The patient received intensive ventilatory support, and methylprednisolone pulse therapy (1,000 mg/day) was administered for 4 days, followed by methylprednisolone 125 mg/day for 3 days and oral prednisolone. These treatments suppressed PH and proteinuria, but new purpura and haematuria developed. As the high level of ASO in this patient suggested that a streptococcal infection may have been an exacerbating factor, a tonsillectomy was performed; however, this procedure did not improve the patient's purpura. Addition of oral cyclosporine 150 mg/day eventually controlled the clinical symptoms.


We presented a case of ANCA-negative MPA with PH and IgA nephropathy. Differential diagnosis seems to be Henoch-Schönlein purpura (HSP). HSP is a small-vessel vasculitis in the upper layer of the dermis, which is triggered by IgA-related immune complexes [3]. Typically, about 50% of the cases of HSP and IgA nephropathy are preceded by an upper respiratory tract infection, especially infection caused by streptococcal bacteria [4, 5]. As ASO was high in our patient, we cannot deny the possibility that chronic tonsillitis might have played a role in triggering IgA nephritis and vasculitis. Palpable purpura and IgA-related nephropathy were indeed consistent with a finding of renal involvement of HSP. However, in comparison with MPA, in HSP PH is rare, occurring only in 1.2% of all cases [1, 6]. Furthermore, the histopathological findings of the skin biopsies in our patient showed pandermal leucocytoclastic vasculitis without IgA deposition, which also contradicted the diagnosis of HSP [3]. Therefore, MPA with PH and IgA nephropathy was diagnosed, although an overlap of MPA and HSP was not completely deniable [7].

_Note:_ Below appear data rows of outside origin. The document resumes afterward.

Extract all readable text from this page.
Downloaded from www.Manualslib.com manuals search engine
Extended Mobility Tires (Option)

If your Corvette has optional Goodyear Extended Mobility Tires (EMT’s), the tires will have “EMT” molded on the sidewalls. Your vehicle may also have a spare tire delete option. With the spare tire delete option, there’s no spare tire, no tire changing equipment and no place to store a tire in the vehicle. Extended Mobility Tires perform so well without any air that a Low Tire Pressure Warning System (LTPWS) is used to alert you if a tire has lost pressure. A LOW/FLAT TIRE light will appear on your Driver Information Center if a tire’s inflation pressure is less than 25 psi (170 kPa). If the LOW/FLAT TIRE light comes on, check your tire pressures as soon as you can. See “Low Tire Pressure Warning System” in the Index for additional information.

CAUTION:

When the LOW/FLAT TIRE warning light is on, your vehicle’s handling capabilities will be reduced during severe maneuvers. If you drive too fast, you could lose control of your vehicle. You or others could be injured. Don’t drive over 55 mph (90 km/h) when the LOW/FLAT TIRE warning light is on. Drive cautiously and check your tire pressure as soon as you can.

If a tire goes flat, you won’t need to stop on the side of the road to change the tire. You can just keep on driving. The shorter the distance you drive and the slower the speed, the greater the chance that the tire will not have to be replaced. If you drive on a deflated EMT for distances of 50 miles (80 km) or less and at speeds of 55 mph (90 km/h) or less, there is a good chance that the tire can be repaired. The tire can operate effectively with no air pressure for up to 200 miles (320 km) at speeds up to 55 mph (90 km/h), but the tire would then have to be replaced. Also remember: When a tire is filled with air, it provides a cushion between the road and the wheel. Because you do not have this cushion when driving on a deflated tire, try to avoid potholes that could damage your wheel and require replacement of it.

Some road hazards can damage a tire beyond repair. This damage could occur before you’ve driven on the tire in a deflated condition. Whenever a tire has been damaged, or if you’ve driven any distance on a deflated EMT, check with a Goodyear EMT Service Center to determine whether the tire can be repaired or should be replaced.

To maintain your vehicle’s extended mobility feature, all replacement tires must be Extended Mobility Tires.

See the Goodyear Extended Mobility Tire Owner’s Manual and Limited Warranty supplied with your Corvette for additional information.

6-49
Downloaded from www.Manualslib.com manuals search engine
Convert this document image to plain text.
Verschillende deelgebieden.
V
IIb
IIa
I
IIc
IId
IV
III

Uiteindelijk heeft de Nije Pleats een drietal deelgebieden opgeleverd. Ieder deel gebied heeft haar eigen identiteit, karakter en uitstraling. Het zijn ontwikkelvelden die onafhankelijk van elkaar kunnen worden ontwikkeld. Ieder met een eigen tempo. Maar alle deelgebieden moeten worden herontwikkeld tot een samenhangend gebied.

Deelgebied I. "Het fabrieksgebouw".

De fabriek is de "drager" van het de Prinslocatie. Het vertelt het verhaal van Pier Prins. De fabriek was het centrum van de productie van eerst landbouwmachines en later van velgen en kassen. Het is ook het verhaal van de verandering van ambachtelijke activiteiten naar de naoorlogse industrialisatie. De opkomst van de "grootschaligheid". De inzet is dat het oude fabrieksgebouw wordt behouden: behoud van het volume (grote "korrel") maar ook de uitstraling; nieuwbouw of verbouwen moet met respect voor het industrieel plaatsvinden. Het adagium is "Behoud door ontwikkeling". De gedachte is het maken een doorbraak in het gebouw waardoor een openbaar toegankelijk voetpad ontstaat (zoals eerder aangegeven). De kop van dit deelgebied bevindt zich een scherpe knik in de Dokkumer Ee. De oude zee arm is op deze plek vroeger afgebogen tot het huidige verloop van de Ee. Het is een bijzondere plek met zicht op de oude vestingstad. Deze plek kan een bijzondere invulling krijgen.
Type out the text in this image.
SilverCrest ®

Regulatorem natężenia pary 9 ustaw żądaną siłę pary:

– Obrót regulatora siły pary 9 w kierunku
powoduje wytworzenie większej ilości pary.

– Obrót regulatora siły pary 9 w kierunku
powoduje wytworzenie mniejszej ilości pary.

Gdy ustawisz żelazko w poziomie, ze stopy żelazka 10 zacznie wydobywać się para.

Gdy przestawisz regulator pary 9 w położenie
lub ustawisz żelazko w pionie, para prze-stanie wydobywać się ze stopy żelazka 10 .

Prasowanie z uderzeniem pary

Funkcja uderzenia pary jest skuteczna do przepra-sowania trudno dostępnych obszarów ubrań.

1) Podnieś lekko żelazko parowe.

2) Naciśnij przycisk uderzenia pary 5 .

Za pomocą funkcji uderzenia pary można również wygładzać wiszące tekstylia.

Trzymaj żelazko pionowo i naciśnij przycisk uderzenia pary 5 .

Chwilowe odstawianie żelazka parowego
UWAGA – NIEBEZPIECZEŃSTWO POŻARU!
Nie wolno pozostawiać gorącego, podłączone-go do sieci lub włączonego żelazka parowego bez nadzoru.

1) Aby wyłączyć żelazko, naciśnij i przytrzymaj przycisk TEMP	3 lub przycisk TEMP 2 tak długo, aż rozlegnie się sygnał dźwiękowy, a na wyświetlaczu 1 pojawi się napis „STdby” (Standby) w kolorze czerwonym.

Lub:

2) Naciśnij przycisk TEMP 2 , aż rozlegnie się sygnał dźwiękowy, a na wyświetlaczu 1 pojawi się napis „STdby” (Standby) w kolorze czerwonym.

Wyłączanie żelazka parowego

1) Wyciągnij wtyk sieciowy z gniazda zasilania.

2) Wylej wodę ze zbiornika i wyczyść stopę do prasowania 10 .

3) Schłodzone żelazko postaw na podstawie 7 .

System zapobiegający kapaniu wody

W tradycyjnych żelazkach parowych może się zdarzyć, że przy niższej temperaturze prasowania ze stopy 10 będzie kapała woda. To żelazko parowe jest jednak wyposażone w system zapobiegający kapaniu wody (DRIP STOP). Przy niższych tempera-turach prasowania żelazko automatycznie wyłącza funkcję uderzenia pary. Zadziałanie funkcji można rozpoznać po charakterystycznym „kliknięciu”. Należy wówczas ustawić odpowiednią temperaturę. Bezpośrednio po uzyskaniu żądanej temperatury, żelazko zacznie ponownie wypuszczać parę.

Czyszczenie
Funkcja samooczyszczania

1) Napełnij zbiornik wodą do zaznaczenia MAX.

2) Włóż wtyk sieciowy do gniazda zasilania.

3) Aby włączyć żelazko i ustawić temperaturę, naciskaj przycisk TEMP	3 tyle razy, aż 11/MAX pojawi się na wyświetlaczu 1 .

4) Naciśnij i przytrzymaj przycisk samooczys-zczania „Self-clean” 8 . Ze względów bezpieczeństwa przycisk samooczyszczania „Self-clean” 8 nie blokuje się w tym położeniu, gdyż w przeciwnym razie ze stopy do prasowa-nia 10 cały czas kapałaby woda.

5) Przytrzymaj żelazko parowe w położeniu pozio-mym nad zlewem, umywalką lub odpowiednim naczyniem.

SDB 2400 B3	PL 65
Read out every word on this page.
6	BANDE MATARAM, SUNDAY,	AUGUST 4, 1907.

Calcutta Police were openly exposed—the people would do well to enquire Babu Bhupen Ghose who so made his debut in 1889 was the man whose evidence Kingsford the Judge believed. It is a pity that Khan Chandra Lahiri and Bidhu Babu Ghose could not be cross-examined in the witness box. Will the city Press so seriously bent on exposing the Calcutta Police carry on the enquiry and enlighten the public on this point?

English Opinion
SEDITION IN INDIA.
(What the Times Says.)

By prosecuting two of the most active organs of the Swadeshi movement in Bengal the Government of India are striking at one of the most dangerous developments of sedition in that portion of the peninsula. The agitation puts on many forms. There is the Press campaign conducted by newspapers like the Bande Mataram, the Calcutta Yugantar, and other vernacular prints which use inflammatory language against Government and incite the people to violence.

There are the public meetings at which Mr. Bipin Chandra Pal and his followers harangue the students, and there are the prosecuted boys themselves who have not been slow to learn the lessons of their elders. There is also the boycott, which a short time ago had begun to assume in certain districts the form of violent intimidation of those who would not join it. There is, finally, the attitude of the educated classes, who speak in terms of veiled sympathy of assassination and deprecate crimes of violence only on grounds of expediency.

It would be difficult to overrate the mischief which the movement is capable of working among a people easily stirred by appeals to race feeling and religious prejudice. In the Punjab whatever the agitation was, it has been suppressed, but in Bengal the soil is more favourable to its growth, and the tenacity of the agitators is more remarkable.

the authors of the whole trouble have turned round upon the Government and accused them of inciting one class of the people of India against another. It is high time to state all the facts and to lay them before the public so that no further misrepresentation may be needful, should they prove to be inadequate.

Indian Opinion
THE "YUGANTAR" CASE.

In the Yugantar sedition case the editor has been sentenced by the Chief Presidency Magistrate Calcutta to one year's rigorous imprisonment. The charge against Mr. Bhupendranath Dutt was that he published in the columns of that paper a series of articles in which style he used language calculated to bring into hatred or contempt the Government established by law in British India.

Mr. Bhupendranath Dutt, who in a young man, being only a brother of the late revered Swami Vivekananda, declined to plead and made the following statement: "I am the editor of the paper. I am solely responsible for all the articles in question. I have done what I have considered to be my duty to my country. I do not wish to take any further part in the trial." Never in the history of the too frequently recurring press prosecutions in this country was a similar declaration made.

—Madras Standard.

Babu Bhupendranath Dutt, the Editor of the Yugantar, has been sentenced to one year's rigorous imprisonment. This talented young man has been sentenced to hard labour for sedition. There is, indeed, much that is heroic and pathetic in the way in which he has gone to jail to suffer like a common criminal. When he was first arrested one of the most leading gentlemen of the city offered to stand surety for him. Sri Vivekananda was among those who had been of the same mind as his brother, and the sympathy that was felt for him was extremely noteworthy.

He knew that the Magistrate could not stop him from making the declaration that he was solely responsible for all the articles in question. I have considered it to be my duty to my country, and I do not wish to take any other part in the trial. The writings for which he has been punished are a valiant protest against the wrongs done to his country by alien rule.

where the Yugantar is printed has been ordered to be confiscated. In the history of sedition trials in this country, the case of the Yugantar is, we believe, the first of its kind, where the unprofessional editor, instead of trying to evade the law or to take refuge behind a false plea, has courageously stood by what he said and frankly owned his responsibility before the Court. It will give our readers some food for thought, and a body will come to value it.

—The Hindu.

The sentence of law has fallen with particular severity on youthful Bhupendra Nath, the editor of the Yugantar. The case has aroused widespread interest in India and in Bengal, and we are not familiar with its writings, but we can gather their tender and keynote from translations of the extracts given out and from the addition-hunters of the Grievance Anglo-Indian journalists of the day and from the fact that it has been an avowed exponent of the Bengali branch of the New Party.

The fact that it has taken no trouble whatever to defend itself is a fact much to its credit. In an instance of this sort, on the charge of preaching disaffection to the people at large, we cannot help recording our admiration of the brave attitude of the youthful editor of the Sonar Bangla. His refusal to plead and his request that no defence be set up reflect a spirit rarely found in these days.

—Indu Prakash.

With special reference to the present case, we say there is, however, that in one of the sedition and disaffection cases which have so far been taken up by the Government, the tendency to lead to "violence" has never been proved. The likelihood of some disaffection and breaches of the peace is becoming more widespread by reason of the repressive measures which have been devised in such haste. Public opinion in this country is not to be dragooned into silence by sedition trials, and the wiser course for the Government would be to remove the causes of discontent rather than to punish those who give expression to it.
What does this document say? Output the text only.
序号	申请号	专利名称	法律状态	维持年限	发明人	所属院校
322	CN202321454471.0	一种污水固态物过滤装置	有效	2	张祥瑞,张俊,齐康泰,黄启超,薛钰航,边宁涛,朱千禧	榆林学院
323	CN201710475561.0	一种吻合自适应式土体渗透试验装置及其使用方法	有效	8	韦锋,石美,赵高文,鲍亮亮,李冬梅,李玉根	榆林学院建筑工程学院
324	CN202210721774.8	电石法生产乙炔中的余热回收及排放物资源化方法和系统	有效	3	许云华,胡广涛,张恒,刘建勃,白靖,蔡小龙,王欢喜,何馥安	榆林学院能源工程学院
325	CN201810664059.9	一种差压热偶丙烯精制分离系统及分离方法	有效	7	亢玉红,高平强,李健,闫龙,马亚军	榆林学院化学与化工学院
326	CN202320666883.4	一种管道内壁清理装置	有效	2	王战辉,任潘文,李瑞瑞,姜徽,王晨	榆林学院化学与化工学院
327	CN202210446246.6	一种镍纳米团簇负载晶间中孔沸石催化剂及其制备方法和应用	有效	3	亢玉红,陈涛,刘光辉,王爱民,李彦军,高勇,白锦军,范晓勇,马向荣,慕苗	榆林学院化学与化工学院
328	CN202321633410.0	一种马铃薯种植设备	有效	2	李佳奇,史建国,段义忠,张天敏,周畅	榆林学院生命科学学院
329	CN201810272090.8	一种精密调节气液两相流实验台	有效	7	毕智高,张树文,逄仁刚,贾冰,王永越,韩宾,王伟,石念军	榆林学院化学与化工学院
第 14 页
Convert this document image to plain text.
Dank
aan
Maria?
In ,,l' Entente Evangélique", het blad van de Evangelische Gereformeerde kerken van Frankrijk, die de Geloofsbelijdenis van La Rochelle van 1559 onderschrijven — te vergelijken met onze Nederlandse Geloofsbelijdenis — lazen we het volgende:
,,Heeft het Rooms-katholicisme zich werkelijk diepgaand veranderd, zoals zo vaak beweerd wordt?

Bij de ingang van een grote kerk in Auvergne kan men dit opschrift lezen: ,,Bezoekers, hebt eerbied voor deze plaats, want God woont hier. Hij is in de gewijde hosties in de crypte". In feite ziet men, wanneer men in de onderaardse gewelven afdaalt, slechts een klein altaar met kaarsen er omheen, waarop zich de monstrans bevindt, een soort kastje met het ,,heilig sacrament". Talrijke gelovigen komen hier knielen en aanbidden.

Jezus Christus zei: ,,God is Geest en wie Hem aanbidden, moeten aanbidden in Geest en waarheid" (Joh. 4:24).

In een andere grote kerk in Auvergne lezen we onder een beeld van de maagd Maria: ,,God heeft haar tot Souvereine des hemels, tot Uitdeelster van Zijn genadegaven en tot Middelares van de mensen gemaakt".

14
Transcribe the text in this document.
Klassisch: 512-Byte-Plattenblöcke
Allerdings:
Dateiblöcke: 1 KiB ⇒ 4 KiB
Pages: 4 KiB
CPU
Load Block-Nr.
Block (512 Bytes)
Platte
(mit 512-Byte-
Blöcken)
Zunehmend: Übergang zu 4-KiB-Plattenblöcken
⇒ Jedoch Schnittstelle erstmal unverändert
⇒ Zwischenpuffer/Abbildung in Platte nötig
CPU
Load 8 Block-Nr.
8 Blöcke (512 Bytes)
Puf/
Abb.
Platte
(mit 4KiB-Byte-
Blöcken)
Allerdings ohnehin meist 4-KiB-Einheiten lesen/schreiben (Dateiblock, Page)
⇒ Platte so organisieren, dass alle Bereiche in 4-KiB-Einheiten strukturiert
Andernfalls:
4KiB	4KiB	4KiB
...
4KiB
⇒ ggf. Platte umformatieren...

Recent studies indicated an association between MPA and IgA. For example, IgA ANCA has been considered a possible pathogen for HSP [8, 9]. In addition, renal involvement in MPA has anecdotally been pauci-immune glomerulonephritis, which is characterized by mild or absent glomerular tuft staining for immunoglobulins and/or complements. However, some studies revealed that IgA deposition in the kidney can be observed in MPA [10, 11, 12, 13]. Since immune complexes are thought to act synergistically with ANCA to produce more severe glomerulonephritis than is seen with ANCA or immune complexes alone [11], it may be possible that the prognosis of renal function was better in our case, because MPO-ANCA was absent. However, careful observation seems to be required in these cases.

Disclosure Statement

The authors have no conflicts of interest to declare.